Everyone eliminating all contact outside the home is impossible, of course, meaning we can’t realistically expect to vanquish the pandemic in just a couple of weeks. Health care workers risk infection simply by treating the sick; workers at elderly care facilities can’t easily abandon all physical interaction with their charges. We still need people working closely together in emergency services, running power plants and sanitation systems, and much more. Society can’t just cease to function.

But altering the contagion network in order to drive the effective R value down and change COVID-19’s trajectory from one of exponential growth to exponential decay is far from impossible. In fact, several countries have been able to do just that, most notably China, which was able to exponentially bend its infection curve toward zero through widespread testing and contact tracing, isolating the sick, and placing over fifty million citizens on lockdown. While China was seeing thousands of new cases of COVID-19 a day at the height of its outbreak in late January, on Monday it only saw one new local infection, at least according to official numbers from the National Health Commission.

“China’s taken criticism for coming in late,” said Shannon Bennett, a microbiologist at the California Academy of Sciences. “But when they did decide to do the social distancing they came in hard. Now they’re still getting new cases per day but fewer and fewer.”

However, if math tells us that countries with exponentially-rising caseloads can flatten and reverse their infection curves through collective action, other aspects of complex systems behavior lead to more sobering conclusions. For one, there’s the issue of time delay: It might take days to weeks for our responses to COVID-19 to start having a demonstrable impact. All the while, the number of cases is likely to keep rising fast.

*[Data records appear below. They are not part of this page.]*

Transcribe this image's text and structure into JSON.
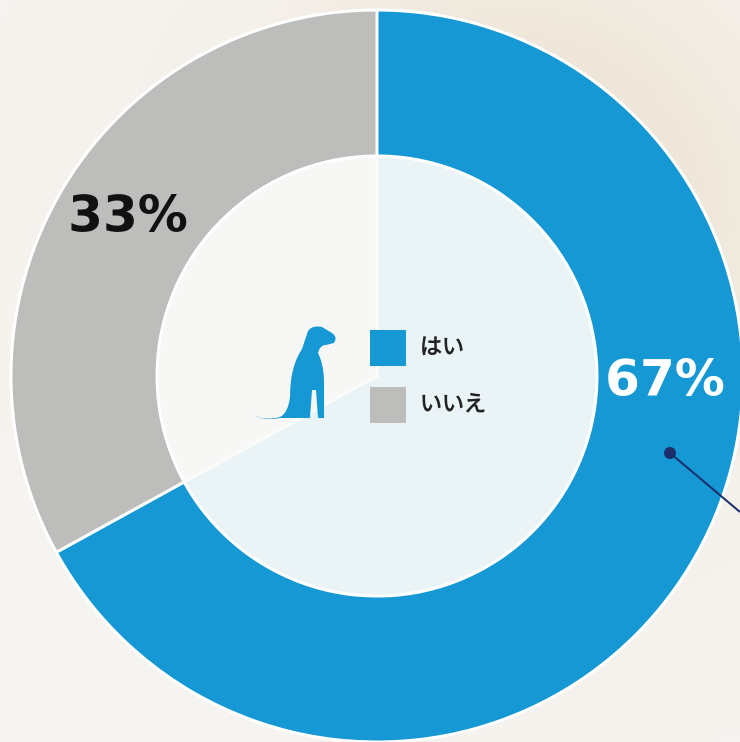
{
  "chart_data": {
    "type": "donut",
    "categories": [
      "はい",
      "いいえ"
    ],
    "values": [
      67,
      33
    ],
    "value_labels": [
      "67%",
      "33%"
    ],
    "colors": [
      "#1598d4",
      "#bdbdbb"
    ],
    "label_colors": [
      "#ffffff",
      "#111111"
    ]
  }
}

Bar-Yam noted that even though China began taking aggressive control measures when there were fewer than 1,000 officially-reported cases in the country, by the time the outbreak was under control, the number of cases had topped 80,000.

As of Wednesday morning, The New York Times’ database indicated nearly 6,000 coronavirus cases in the United States, but Bennet and other experts have said that number is likely a severe underestimate due to inadequate testing. Unfortunately, this suggests that if the U.S. took immediate and radical nationwide action—as we saw the Bay Area do yesterday, when officials ordered nearly 7 million people to go into a near-lockdown—the scale of our outbreak would still likely be considerably worse than China’s.

“I would definitely say we are on the exponential part of the curve,” Bennett told Motherboard. “The power function of that exponential increase I would say is still uncertain, and certainly hampered in its estimation by the fact that we have a mess going on with under-testing.”

Complex systems also have tipping points that cause them to go through “phase changes,” as Danny Buerkli, the co-founder of Swiss government innovation lab Staatslabor, noted in a recent blog post on how this branch of math is relevant to coronavirus. In this case, a tipping point might be when hospitals run out of beds or critical equipment, forcing the entire healthcare system to go into triage mode.

“We’ve seen the [health care system] overload happening in China, Italy, possibly elsewhere,” Buerkli told Motherboard. “It’s misleading to think that just because everything is OK now it will be in the future."

In the U.S., we (hopefully) still have time to prevent COVID-19 from crossing a dangerous tipping point where the healthcare system is overwhelmed. But the clock is ticking. Bennett noted the importance of rolling out more widespread testing immediately; Bar-Yam, meanwhile, emphasizes the role of personal behavior and individual responsibility through aggressive social distancing, practicing good hygiene, and self-isolating at the first sign of symptoms. Businesses also have a key role to play by telling their employees work from home or providing paid time off (a challenge many companies aren’t exactly living up to).

All of these measures, Bar-Yam says, will help to weaken the contagion network and steer us onto a new, far less terrifying trajectory.

“In our current context, the network is connected everywhere and gets transited very rapidly,” he said. “But it’s possible by changing how people behave to radically prune that network."